2nd Place recipient

Michael Ferris

The sculptures I create are portraits of my friends and family members. Constructed from reclaimed wood and informed by my own Middle-Eastern heritage, my work is surfaced with a reclaimed wood mosaic process inspired by the wood intarsia technique developed in Damascus Syria. My approach to this historical process involves the reclaiming of discarded wood, a method informed by my environmental concerns.

My father was a citizen of Lebanon. Even though I was born and raised in Chicago, my father felt that sharing with me his cultural identity was very important.
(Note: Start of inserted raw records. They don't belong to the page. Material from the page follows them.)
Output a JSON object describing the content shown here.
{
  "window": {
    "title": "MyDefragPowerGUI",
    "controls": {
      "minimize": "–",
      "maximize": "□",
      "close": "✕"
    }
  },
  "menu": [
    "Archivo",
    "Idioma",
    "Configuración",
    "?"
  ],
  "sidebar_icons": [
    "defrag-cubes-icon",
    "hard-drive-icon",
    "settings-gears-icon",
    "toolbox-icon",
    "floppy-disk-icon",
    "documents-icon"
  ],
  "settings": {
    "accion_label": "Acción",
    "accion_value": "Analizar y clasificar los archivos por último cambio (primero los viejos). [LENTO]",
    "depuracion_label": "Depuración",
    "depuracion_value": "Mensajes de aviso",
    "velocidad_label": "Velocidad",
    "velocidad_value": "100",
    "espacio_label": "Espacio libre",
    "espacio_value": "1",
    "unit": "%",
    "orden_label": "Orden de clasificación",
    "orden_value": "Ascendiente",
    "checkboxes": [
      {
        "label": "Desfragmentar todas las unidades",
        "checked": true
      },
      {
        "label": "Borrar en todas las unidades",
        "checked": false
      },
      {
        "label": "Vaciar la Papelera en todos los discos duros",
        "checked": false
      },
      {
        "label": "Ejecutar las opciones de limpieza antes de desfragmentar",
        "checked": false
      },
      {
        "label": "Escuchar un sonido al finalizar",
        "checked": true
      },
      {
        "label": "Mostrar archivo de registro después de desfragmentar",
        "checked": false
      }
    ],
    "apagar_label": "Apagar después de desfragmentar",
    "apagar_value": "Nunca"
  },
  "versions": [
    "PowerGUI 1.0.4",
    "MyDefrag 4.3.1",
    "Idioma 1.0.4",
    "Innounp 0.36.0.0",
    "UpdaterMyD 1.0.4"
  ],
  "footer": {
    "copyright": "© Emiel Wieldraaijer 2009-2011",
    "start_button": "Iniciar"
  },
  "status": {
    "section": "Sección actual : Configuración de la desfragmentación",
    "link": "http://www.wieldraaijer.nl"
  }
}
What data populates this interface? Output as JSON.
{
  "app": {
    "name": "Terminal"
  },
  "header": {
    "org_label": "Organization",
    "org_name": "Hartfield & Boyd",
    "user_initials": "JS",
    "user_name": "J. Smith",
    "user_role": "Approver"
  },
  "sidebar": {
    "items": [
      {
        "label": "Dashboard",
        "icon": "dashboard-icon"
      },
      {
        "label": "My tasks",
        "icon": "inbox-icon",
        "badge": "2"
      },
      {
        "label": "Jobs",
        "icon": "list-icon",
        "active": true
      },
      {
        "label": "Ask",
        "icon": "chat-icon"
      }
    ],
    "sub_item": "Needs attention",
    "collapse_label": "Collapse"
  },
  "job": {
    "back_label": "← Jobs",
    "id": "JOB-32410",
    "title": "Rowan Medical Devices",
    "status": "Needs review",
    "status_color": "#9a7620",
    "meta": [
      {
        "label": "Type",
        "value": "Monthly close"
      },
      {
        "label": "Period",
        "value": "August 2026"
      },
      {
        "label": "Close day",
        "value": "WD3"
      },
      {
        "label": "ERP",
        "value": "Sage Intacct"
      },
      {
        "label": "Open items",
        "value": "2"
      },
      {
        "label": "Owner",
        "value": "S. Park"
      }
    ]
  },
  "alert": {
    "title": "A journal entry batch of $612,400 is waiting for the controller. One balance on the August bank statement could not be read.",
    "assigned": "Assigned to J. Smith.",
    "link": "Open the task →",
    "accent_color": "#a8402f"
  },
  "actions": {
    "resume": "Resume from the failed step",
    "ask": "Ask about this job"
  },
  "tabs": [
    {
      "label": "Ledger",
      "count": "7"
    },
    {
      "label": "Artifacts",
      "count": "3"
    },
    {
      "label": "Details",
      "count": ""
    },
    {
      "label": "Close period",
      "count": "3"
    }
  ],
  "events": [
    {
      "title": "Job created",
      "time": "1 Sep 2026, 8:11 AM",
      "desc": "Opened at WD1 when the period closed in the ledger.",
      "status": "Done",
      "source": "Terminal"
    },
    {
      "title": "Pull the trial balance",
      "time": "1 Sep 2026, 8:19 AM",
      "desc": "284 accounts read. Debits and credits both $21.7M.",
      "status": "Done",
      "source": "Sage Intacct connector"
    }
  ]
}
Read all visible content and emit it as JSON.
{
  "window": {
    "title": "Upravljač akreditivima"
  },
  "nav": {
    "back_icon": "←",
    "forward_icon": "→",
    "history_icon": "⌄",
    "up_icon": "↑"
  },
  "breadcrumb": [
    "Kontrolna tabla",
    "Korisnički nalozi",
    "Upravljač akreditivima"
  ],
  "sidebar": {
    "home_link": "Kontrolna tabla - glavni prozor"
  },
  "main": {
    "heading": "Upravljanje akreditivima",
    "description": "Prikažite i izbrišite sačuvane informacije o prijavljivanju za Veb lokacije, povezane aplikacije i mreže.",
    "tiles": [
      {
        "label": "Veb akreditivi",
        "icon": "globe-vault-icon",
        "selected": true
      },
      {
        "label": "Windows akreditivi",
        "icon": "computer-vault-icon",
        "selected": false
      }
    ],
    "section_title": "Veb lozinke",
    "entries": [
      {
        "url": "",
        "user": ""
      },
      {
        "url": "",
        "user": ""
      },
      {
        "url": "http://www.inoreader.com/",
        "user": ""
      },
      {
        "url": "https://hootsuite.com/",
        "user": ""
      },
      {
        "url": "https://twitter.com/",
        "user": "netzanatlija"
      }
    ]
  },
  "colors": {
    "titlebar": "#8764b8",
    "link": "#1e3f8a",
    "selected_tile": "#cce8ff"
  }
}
My father would often take me to a Lebanese Maronite Church just outside the city of Chicago where he would teach me about our religion and how it had meaning for him. The Maronite religion is basically a form of Catholicism that is practiced in Lebanon so the church contained very beautiful wood statues of Mary, Jesus and other important icons from the religion. I recall feeling almost physically struck by the impact of these statues when I first saw them and I loved visiting the church and spending time with these sculptures in the years that followed.

To explain my work in the simplest of terms, it is a kind of combination between the statues I saw at the Maronite Church when I was young and the Middle-Eastern Lebanese tables I grew up with in my childhood home. I feel every sculpture I make personally connects me to my father, my memories of spending time with him at the Maronite Church, and my own heritage.